Im Juli 2015 entschlossen wir uns ein Wohnmobil von der Fa. Caravan-Wendt aus Kremmin zu mieten.Es war ein Fiat Sunlight T60. Meine Frau und ich wollten es mal ausprobieren wie uns solch eine Urlaubsreise gefällt.
Wir bekamen das Wohnmobil am Montag 14°° Uhr mit Einweisung, setzten wir uns gegen 16°° Uhr in Richtung nach Heimatort um Sachen für den Urlaub zu verpacken. Natürlich hatte man dadurch schon den Sonnabend und Sonntag versäumt den Urlaub zu beginnen. Zum Abgeben war die Zeit vereinbart, der Freitag bis 10°° Uhr, das Womo wieder abzugeben, wieder der Sonnabend und Sonntag an freie Zeit verschenkt. Das hat mir absolut nicht gefallen, wir haben dadurch 4 Tage verschenkt. Aber wir wußten zu diesem Zeitpunkt auch nicht, ob uns so ein Urlaub mit dem Wohnmobil gefallen würde. 
Am Ende des Ulaub`s stand fest, es wird ein eigenes Wohnmobil gekauft.
Aber nun los wenigstens bis Vechta und dort übernachten und dann weiter nach Belgien über Aachen. In Belgien wollen wir eine Hühnerzüchterin besuchen mit der uns eine lange Freundschaft verbindet.

Wir besichtigten ein altes Kloster die Abbaye de Villers-la-Ville und nahmen dort ein Mittagsmahl ein.


Am nächsten Tag ging es weiter nach Frankreich nach Vierville sur Mer in die Nähe des berüchtigten Strandes Omaha Beach. Dort landeten die Engländer und Amerikaner am 06-Juni1944, um den 2.Welkrieg zu beenden. Ich sah den Film D-Day und man kann es sich nicht vorstellen was zur damahligen Zeit, was dort geschehen ist.

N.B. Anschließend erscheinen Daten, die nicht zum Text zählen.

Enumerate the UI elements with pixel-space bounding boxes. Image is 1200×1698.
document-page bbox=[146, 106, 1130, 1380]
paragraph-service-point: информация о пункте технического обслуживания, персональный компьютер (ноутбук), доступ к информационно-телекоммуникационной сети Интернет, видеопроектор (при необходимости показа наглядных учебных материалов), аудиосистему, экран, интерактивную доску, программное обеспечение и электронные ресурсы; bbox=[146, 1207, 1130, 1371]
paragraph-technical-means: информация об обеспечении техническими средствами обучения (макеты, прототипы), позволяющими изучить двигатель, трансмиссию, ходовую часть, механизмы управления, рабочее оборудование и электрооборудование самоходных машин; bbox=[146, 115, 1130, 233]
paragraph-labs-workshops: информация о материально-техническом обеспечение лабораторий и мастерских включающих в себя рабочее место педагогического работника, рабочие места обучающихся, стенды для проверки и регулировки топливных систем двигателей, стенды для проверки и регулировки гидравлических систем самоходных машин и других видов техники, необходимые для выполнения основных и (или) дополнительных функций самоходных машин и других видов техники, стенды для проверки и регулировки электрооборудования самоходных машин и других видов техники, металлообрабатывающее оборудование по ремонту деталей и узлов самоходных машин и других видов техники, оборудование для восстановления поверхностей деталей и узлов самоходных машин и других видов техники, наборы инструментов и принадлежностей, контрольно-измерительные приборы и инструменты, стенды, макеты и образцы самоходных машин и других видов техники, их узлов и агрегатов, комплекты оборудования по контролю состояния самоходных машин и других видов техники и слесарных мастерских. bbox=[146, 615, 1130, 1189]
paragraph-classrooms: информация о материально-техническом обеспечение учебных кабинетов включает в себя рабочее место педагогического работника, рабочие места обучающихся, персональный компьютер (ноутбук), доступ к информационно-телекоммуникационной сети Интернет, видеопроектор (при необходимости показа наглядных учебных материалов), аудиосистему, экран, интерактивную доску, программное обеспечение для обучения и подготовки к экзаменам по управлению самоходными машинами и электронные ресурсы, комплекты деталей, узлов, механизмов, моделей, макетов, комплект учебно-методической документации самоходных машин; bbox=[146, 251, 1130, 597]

Das ist der Strand von Omaha Beach

Das ist der Strand von Omaha Beach

Bunker wohin man schaut, von denen die deutschen mit der Hitlersäge alles runter gemäht haben was sich am Strand bewegte.


Das Denkmal an all die vielen Soldaten die hier am Strand ihr Leben gelassen haben


Natürlich darf ein Museumsbesuch nicht fehlen.


Auf Wiedersehen Omaha Beach - Wir kommen bestimmt wieder !!!!

Schon geht die Fahrt weiter nach Saint mer Eglise, auch an diesem Strandabschitt wurde gekämpt 1944.
Hier wird an den tapferen Falschirmspringer erinnert die im 2.Weltkrieg ihr Leben gelassen haben.


Und wieder besuchten wir ein Museum, in dem die Kriegsverbrechen zur Schau standen.


Und weiter geht es der Nordküste von Frankreich folgend in Richtung Westen nach dem bekannten
Kloster Le Mont Saint Michel. Leider konnten wir an dem Tag das Kloster nicht besuchen, da es aus technischen Gründen geschlossen war. Darau fuhren wir weiter nach San Malo.